03 maio 2024
Texto tem mais de 300 páginas; expectativa de Lira é aprovar novas regras antes do recesso
O ministro da Fazenda, Fernando Haddad, entregou nessa quarta-feira (24) aos presidentes da Câmara dos Deputados, Arthur Lira (PP-AL), e do Senado, Rodrigo Pacheco (PSD-MG), o primeiro projeto de lei complementar para regulamentação da reforma tributária do consumo. O texto tem 360 páginas e 499 artigos. A estimativa da Fazenda para a alíquota média dos novos tributos – que será fixada posteriormente – é de 26,5%, podendo chegar a 27,3%. A expectativa de Lira é aprovar as novas regras até o início do recesso parlamentar, que começa em 17 de julho.

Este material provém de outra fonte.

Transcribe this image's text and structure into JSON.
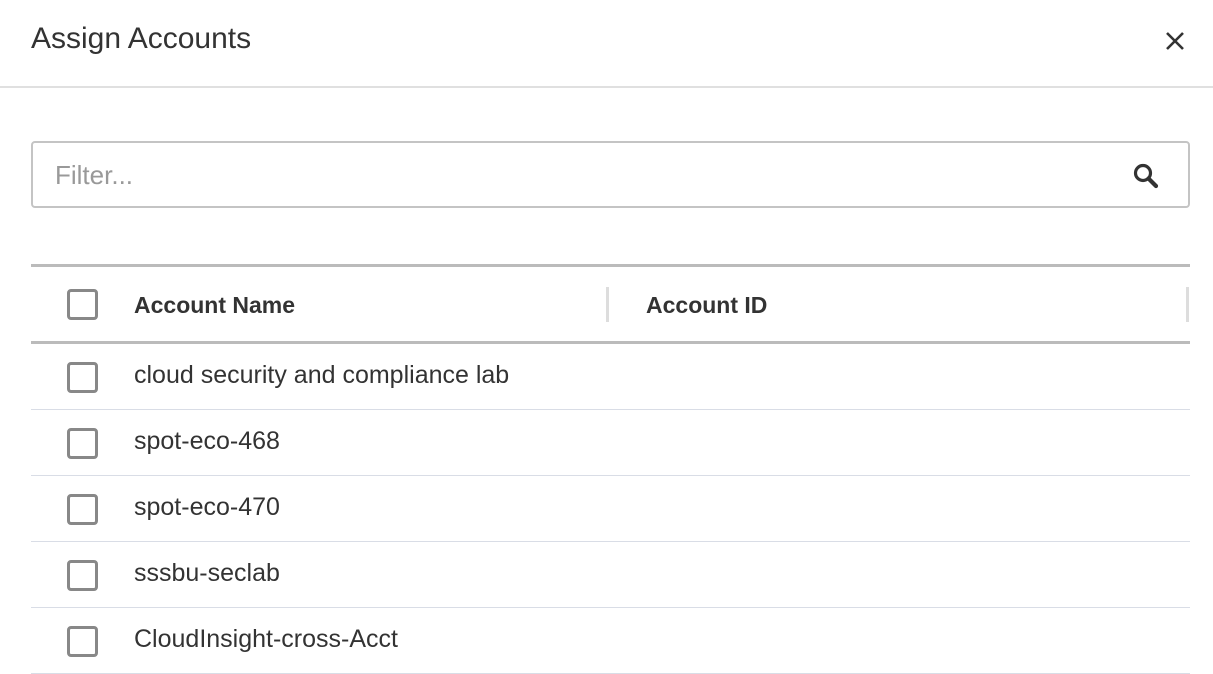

O Valor teve acesso à íntegra da proposta, que, até a noite de quarta-feira, não havia sido oficialmente protocolada no sistema do Congresso. Entre os pontos mais aguardados por tributaristas e setores empresariais, estavam a definição da lista de 15 alimentos da cesta básica que terão alíquota zero, o rol de seis tipos de bens sobre os quais incidirão o novo Imposto Seletivo e as regras sobre categorias incluídas em regimes específicos.
O texto segue as diretrizes da proposta de emenda à Constituição (PEC) aprovada pelo Congresso no ano passado, que unifica ICMS, PIS, Cofins e ISS, que serão transformados na CBS (federal) e IBS (dos Estados e municípios), tributos que terão legislação única e federal, sem cobrança em cascata e arrecadação no destino. Além disso, prevê uma taxação diferenciada para produtos produzidos fora da Zona Franca de Manaus e que concorram com aqueles fabricados na região.
“O país aguarda 40 anos por uma solução do mais emaranhado dos problemas brasileiros, que é o nosso caótico sistema tributário, que está ainda, infelizmente, entre os dez piores do mundo e estará entre os dez melhores do mundo a partir da conformação total [da reforma]”, disse Haddad, após entregar o texto aos parlamentares.
A proposta de regulamentação não fixa as alíquotas do novo sistema. O secretário extraordinário para a reforma tributária do Ministério da Fazenda, Bernard Appy, afirmou que as estimativas serão semelhantes às divulgadas pela pasta antes do envio do projeto.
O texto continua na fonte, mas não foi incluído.